Спальня купалась в лунном молоке. Посреди спальни стоял Люциус Малфой в расстегнутой рубашке.
Еще посреди спальни стояла, опустив глаза, Нарцисса Малфой. Ее фата лилась, как вода, ей на плечи, спину и ниже, до самого пола. Люциус думал, что сейчас его жена еще красивее, чем была на свадьбе.
Он взял ее за подбородок, и только тогда Нарцисса подняла взгляд на мужа. Ее глаза были велики, влажны и выдавали разницу в возрасте. Люциус прикоснулся к ее губам, холодным и неподвижным, как у мертвой.
- Что ты, Цисси, что ты… - прошептал он и попытался снять с нее фату, чтобы увидеть светлые, расчесанные на невинный пробор волосы. Но легкая ткань держалась крепко, и Нарцисса торопливо закинула руку назад, откалывая шпильку.
Их пальцы встретились, и поощряемая улыбкой Люциуса, Нарцисса тоже улыбнулась, потом шире и как-то отчаяннее. А потом выступили слезы, и она в изнеможении кинулась мужу на грудь, стиснув к кулаках края рубашки.
Люциус поморщился, как от боли, и медленно накрыл ее светловолосый затылок своей широкой ладонью.
- Что ты, Цисси, что ты…
- Зачем, Люциус? Зачем… фата и… все? – она давилась рыданиями.
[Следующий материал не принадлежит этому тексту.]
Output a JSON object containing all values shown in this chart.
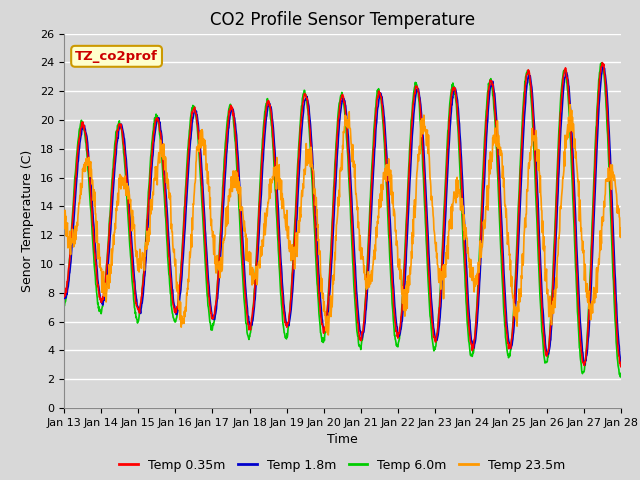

Это было лето, такое же душное, как и девятнадцать лет назад, когда Люциус Малфой и Нарцисса Блэк вступили в законный брак.
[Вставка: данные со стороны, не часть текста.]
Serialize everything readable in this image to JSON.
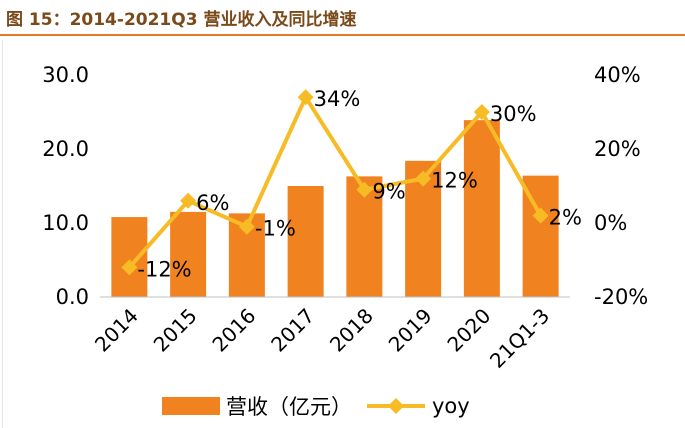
{
  "title": "图 15：2014-2021Q3 营业收入及同比增速",
  "chart_data": {
    "type": "bar+line",
    "categories": [
      "2014",
      "2015",
      "2016",
      "2017",
      "2018",
      "2019",
      "2020",
      "21Q1-3"
    ],
    "series": [
      {
        "name": "营收（亿元）",
        "type": "bar",
        "axis": "left",
        "color": "#f0821f",
        "values": [
          10.8,
          11.5,
          11.3,
          15.0,
          16.3,
          18.4,
          23.9,
          16.4
        ]
      },
      {
        "name": "yoy",
        "type": "line",
        "axis": "right",
        "color": "#f7bb25",
        "values": [
          -12,
          6,
          -1,
          34,
          9,
          12,
          30,
          2
        ],
        "labels": [
          "-12%",
          "6%",
          "-1%",
          "34%",
          "9%",
          "12%",
          "30%",
          "2%"
        ]
      }
    ],
    "left_axis": {
      "min": 0,
      "max": 30,
      "ticks": [
        "0.0",
        "10.0",
        "20.0",
        "30.0"
      ]
    },
    "right_axis": {
      "min": -20,
      "max": 40,
      "ticks": [
        "-20%",
        "0%",
        "20%",
        "40%"
      ]
    },
    "legend": {
      "position": "bottom",
      "items": [
        "营收（亿元）",
        "yoy"
      ]
    },
    "grid": false
  }
}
Это была ночь, которую Люциусу Малфою позволили провести дома перед заключением в Азкабан.
Это была последняя ночь.
***
Панси Паркинсон раздраженно захлопнула книгу и повернулась вместе со стулом. Рассохшаяся деревяшка издала такой звук, словно где-то придушили петуха.
- Так, Лонгботтом, сейчас же отдавай мне эту штуку. Я уже тридцать раз прочитала дурацкую статью, и вообще, у меня через пять минут Руны.
Ошеломленный Невилл оторвался от пожелтевшего фолианта:
- Ты что, Паркинсон, того? – он выразительно покрутил пальцем у виска. – Что я тебе отдать должен? Не видишь, сижу, читаю…
Панси пошевелила носом, как еж. Она считала, что это выглядит иронично.
- То, что ты морщишь лоб и слюнявишь палец, перелистывая страницы, может обмануть только старуху Макгонагалл. Отдай мне во-он тот белый пакет, который лежит рядом с тобой на стуле. Если я не ошибаюсь, там цветы.
- Д-да это мое. Это я не т-тебе, - он жутко покраснел и начал заикаться.
- Н-да? А кому же, если не мне?
Этот аргумент Лонгботтом не смог оспорить и без лишних слов протянул Панси пакет. Паркинсон азартно зашуршала бумагой. На свет показалось что-то алое, глянцевитое и губастое.
- Что это? – брезгливо поинтересовалась Панси, сунув в пакет свой подвижный, курносый нос.
- Бу-бу-бу, - сказал Невилл куда-то в книгу.
- Что ты там бормочешь? Я спрашиваю, как называется это чудо природы?
- Пансион.
- Как?!
- Пансион, - упрямо и обреченно проговорил Невилл. – Я сам вывел его. На основе пиона.
- И назвал его в честь…
- Ни в чью честь я его не называл! Слово такое есть, пансион. Мы туда с бабушкой летом отдыхать ездим. Ясно?
- Ну да, ну да. Скажи, пожалуйста, а зачем ему… ей…
этому рот?
Лонгботтом оживился:
- Ну как же! Оно ведь насекомоядное. Будет у тебя в комнате мух ловить. И комаров.
- Мух и комаров, - повторила Паркинсон и вдруг захохотала, повалившись головой прямо на цветок. Толстые губы Пансиона мягко хватали ее за ухо, но Панси только вяло отмахивалась рукой, тщетно борясь со смехом и икотой.
Невилл обиделся:
- Не нравится – отдай обратно. Я не настаиваю.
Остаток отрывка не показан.